# Can't seem to use genkernel lately [SOLVED]

## audiodef

Anyone having trouble using genkernel lately? I've tried compiling hardened-sources and gentoo-sources, either chrooting from sysresccd or after I've booted into a base install. Tried again after setting up my system further, still fails. Last time, it failed on "drivers" and "net."

----------

## Tony0945

 *audiodef wrote:*   

> Anyone having trouble using genkernel lately? I've tried compiling hardened-sources and gentoo-sources, either chrooting from sysresccd or after I've booted into a base install. Tried again after setting up my system further, still fails. Last time, it failed on "drivers" and "net."

 

I used genkernel (latest stable) on two existing installations in the last week with no problem.
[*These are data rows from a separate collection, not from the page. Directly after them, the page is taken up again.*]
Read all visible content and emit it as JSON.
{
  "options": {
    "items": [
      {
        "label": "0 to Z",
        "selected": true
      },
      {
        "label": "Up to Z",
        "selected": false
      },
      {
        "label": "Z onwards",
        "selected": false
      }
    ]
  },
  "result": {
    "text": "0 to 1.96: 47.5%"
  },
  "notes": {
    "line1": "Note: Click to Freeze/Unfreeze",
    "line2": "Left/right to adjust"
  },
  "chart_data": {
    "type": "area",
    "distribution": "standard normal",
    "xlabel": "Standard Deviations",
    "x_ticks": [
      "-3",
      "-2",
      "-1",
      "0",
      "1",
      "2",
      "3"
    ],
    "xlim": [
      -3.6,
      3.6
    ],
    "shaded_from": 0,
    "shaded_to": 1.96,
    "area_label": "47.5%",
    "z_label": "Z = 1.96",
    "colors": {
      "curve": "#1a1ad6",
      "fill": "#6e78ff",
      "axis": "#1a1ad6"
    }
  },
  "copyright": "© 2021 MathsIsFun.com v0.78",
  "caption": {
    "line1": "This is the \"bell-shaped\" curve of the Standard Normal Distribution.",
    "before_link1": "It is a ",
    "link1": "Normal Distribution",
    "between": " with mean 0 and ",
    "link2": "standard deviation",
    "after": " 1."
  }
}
Can you pastebin your /etc/genkernel.conf ? Also, what complete command are you using to run genkernel.   Is this the first time on this installation?  How much RAM is available?

----------

## audiodef

There might be a bug somewhere. Genkernel runs reliably IFF I disable CONFIG_BUILD_DOCSRC in menuconfig. So I've made a self-note to do that from now on. I've experienced this with more than one kernel version and more than one kernel flavor on more than one machine.

----------

## Tony0945

 *audiodef wrote:*   

>  Genkernel runs reliably IFF I disable CONFIG_BUILD_DOCSRC in menuconfig.

 

Never used that one and it's hard to find. Rather vague description. What's it supposed to do?

----------

## audiodef

Don't remember the exact description from menuconfig, but it builds documentation, which is not needed for most user purposes. Not sure why it seems to be enabled by default, but disabling it allows genkernel to proceed. 

Possibly I have a habit of setting something somewhere that triggers this, but I can't think of what it might be offhand. I don't generally use the doc use flag.

----------